The withdrawal of the 15th Guards Tank Division to Chebarkul was completed in early 1991.

Major General Alexey Maslov, previously deputy division commander, commanded the division between 1994 and 1998.

During the First Chechen War, soldiers from the division were detached to serve in Chechnya with the 276th and 324th Motor Rifle Regiments of the 34th Motor Rifle Division. As the 34th was a low-readiness division with few personnel (the 324th had only four personnel permanently assigned), both regiments had to draw on personnel from the entire Ural Military District before deploying to Chechnya. At Chebarkul, a motor rifle regiment of the 15th Guards Tank Division was used to form one of the two motor rifle battalions of the 276th Motor Rifle Regiment in December 1994. A reconnaissance company commander of the division sent to Chechnya with the 276th, Major Vladimir Korgutov, was made a Hero of the Russian Federation for his leadership in Chechnya.

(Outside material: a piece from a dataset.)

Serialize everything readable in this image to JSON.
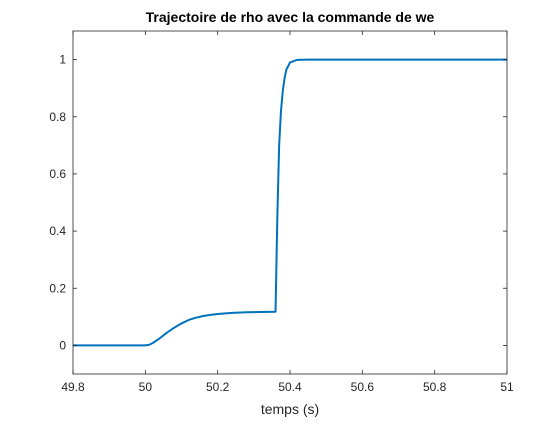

The division was disbanded in December 1999 with seven of its units at Chebarkul becoming part of the 34th Motor Rifle Division.

The 239th Guards Vitebsk Order of Suvorov Tank Regiment of the division continued to exist as of 7 June 2001, when it was commanded by Colonel N. Shabaldeyev.

A T-72 from the division is on display at the UMMC Military Museum in Verkhnyaya Pyshma.